Teknik yönden değerlendirilebilir su kuvveti potansiyeli, bir akarsu havzasının hidroelektrik enerji üretiminin teknolojik üst sınırını göstermektedir. Uygulanan teknolojiye bağlı olarak düşü, akım ve dönüşümde oluşabilecek kaçınılmaz kayıplar hariç tutulmaktadır. Bölgede planlanan hidroelektrik projelerin teknik açıdan uygulanabilmesi olanaklı tümünün gerçekleştirilmesi ile elde edilecek hidroelektrik enerji üretiminin sınırlarını simgelemektedir. Bu niteliğiyle teknik yönden değerlendirilebilir hidroelektrik potansiyel, brüt potansiyelin bir işlevi olmakta ve çoğunlukla onun yüzdesi olarak ifade edilmektedir. Ülkemizin teknik yönden değerlendirilebilir hidroelektrik enerji potansiyeli 216 milyar kWh/yıl dolayındadır (Öziş ve diğ., 2006)

(26)

Ekonomik olarak yararlanılabilir hidroelektrik potansiyel, bir akarsu havzasının hidroelektrik enerji üretiminin ekonomik olarak eniyilenmesinin sınır değerini gösteren, gerek teknik açıdan geliştirilebilmesi olanaklı, gerekse ekonomik yönden tutarlı olan tüm hidroelektrik projelerin toplam üretimi olarak tanımlanabilir. Bir başka deyişle, ekonomik olarak yararlanılabilir hidroelektrik potansiyel, beklenen gelirleri giderlerinden fazla olan su kuvveti projelerinin hidroelektrik enerji üretimini göstermektedir.

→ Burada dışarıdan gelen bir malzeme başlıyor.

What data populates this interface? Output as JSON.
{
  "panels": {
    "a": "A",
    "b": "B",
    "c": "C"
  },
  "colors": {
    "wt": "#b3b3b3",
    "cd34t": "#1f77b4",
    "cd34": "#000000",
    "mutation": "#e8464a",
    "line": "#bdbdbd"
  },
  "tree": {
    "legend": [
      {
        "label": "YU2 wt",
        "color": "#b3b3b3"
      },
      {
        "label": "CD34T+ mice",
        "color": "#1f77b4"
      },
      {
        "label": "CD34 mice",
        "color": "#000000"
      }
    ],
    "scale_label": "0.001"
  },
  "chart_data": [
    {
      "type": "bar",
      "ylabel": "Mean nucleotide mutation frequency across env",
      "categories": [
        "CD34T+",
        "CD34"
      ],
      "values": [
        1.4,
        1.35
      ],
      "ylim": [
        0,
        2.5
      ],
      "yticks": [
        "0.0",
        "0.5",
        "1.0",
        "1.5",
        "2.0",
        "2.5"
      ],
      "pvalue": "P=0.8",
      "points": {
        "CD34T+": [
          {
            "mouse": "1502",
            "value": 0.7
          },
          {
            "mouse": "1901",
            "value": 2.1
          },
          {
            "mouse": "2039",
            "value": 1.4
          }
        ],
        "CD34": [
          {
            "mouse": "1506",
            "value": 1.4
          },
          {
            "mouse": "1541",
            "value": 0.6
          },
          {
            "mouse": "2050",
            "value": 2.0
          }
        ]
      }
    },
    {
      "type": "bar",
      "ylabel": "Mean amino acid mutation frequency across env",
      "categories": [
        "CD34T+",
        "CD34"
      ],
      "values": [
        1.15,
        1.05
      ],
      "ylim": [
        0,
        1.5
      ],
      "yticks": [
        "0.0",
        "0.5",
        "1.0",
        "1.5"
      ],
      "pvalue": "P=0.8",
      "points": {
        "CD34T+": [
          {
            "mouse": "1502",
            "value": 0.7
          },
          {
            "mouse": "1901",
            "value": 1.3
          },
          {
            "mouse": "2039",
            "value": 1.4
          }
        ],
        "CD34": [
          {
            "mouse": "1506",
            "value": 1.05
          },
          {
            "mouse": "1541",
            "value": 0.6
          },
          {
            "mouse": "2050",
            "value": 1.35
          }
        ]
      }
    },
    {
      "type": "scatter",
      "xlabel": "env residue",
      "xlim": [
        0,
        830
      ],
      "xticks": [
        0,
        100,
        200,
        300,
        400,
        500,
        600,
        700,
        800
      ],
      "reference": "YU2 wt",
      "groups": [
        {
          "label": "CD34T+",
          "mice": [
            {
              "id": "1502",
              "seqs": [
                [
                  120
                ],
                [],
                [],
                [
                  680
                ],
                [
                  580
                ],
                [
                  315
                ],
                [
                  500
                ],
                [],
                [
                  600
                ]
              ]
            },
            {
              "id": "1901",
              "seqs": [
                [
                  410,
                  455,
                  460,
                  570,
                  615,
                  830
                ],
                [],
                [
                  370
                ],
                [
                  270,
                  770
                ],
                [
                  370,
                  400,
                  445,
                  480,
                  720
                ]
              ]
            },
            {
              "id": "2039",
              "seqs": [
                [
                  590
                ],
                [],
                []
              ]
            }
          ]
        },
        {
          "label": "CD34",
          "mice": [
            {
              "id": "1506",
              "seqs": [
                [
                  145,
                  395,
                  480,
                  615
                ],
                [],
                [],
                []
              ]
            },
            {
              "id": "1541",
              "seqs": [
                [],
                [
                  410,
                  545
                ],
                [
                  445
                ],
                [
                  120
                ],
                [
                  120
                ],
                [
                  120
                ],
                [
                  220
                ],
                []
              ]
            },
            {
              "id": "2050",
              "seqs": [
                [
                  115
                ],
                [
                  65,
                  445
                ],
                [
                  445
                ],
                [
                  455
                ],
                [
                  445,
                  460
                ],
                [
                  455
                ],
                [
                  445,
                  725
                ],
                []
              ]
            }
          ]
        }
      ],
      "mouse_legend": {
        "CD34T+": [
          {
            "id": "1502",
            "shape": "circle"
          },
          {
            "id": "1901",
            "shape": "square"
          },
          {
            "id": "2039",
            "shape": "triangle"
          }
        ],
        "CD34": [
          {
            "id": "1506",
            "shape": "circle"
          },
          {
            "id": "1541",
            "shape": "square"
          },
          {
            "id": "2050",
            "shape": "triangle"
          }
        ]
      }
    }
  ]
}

Hidroelektrik santrallerin ekonomik yapılabilirliğinin hesaplanabilmesi için, enterkonnekte sistemde aynı enerjiyi üretecek kaynaklar gözden geçirilmekte ve en ucuz enerji kaynağı belirlenerek hidroelektrik santral (HES) projesi bu kaynakla karşılaştırılmakta ve ancak daha ekonomik bulunursa önerilmektedir. Ekonomik HES potansiyeli içindeki tüm projeler, termik santrallere göre verimlilikleri daha yüksek projelerdir. Ülkemizin 2006 yılı başı itibariyle saptanan teknik ve ekonomik hidroelektrik enerji potansiyeli 129,9 milyar kWh/yıl dır. Bu potansiyel en az ilk etüt düzeyindeki hidroelektrik projelerle istikşaf (ön inceleme), ana-plan, yapılabilirlik, kesin proje, inşa ve işletme aşamalarından oluşan 747 adet hidroelektrik projenin toplam enerji üretim kapasitesini ifade etmektedir.

Hidroelektrik santraller, biriktirmeli ve doğal akışlı olmak üzere iki ana grupta değerlendirilebilir. Biriktirmeli hidroelektrik santrallerde, zaman içinde rastgele bir değişken niteliğinde olan akım, biriktirme yapmak suretiyle düzenlenmekte ve bu düzenli debiyle akarsudan daha fazla enerji üretilmektedir. Biriktirme terimi genellikle mevsimlik düzenlemeler için kullanılmaktadır.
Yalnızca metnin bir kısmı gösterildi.